Run this notebook interactively with all dependencies pre-installed

Introduction

This notebook demonstrates how to open, explore, and visualize Sentinel-1 GRD products stored in EOPF Zarr format, including accessing, geocoding, subsetting and plotting a single polarization.

Import Modules

from dask_gateway import Gateway

Setup

The setup is very simple, you will just need the following lines.
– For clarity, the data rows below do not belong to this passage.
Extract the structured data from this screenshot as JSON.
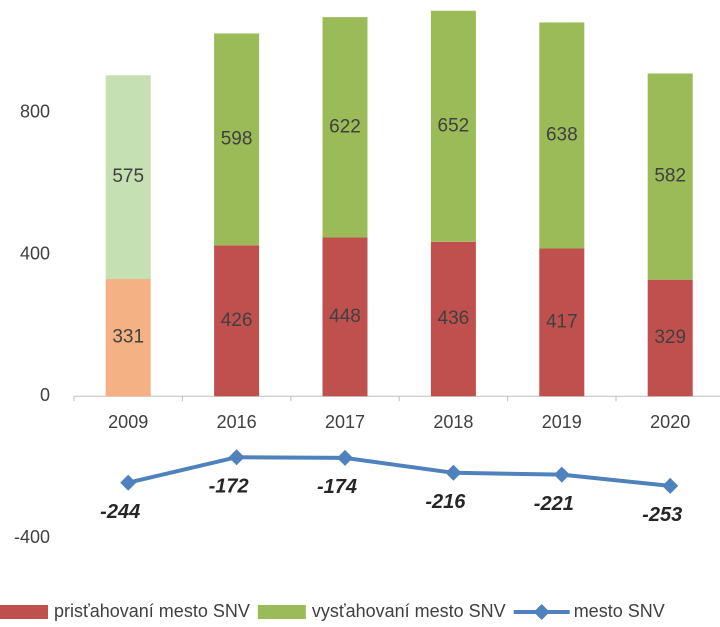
{
  "chart_data": {
    "type": "bar-line",
    "categories": [
      "2009",
      "2016",
      "2017",
      "2018",
      "2019",
      "2020"
    ],
    "series": [
      {
        "name": "prisťahovaní mesto SNV",
        "type": "bar",
        "color": "#c0504d",
        "colors": [
          "#f4b183",
          "#c0504d",
          "#c0504d",
          "#c0504d",
          "#c0504d",
          "#c0504d"
        ],
        "values": [
          331,
          426,
          448,
          436,
          417,
          329
        ]
      },
      {
        "name": "vysťahovaní mesto SNV",
        "type": "bar",
        "color": "#9bbb59",
        "colors": [
          "#c5e0b3",
          "#9bbb59",
          "#9bbb59",
          "#9bbb59",
          "#9bbb59",
          "#9bbb59"
        ],
        "values": [
          575,
          598,
          622,
          652,
          638,
          582
        ]
      },
      {
        "name": "mesto SNV",
        "type": "line",
        "color": "#4f81bd",
        "values": [
          -244,
          -172,
          -174,
          -216,
          -221,
          -253
        ]
      }
    ],
    "ylim": [
      -400,
      1100
    ],
    "yticks": [
      -400,
      0,
      400,
      800
    ],
    "stacked": true,
    "grid": false,
    "legend": "bottom"
  }
}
Each of our JupyterLab instances starts with the gatway data preconfigured.

"""
gate = Gateway("https://dask.user.eopf.eodc.eu",
               proxy_address="tls://dask.user.eopf.eodc.eu:10000",
               auth="jupyterhub")
"""

# Dask Gateway automatically loads the correct configuration.
# So the code below is identical to the comment above
gate = Gateway()

Cluster Options / Custom image

Before spinning up a cluster you can also define your ‘cluster_options’, allowing you to define a custom image for your dask cluster.

# Define cluster options
cluster_options = gate.cluster_options()

# Specify the Docker image to use for the workers
cluster_options.image = "repository.io/organisation/cluster_image:tag"

# Create a new cluster with the specified options
cluster = gate.new_cluster(cluster_options)
cluster

If you want to use the default image you can just use this code.

cluster = gate.new_cluster()
cluster

Cluster Object

When running the lines above, you’ll be presented with the following interface:

Cluster UI

This UI allows you to quickly scale the amount of workers you need.

Alternatively you can also use the following lines of code for scaling:

cluster.scale(2)

cluster.adapt(minimum=1, maximum=2)

Cluster options allow you to

Next, you’ll have to create a dask client object, this is the last step before we can start working with our cluster.

client = cluster.get_client()

client

This should also give you an url giving you access to your Dask Dashboard.
This gives you an overview of the workers and workloads in your dask cluster.
There’s also a JupyterHub Extension giving you the same overview inside of your JupyterLab.

Dask Dashboard

The following code-blocks outline a rudimentary workflow to get you going with Dask.

Here we create an array of random numbers, add it to its own transposition and then calculate the mean across a slice of the data.

import dask.array as da

x = da.random.random((10000, 10000), chunks=(1000, 1000))

y = x + x.T
z = y[::2, 5000:].mean(axis=1)
z

Until now this has all been done lazily, in order to actually get our results

result = z.compute()

In your dashboard you will see the task stream filling up, and once the computation is done you can keep using the resulting data locally.

Task Stream

Cleanup

Make sure to shut down your cluster when you’re done working with it.

cluster.shutdown()

Summary

This notebook explained how to interact with the Dask services available through the EOPF Sample Service.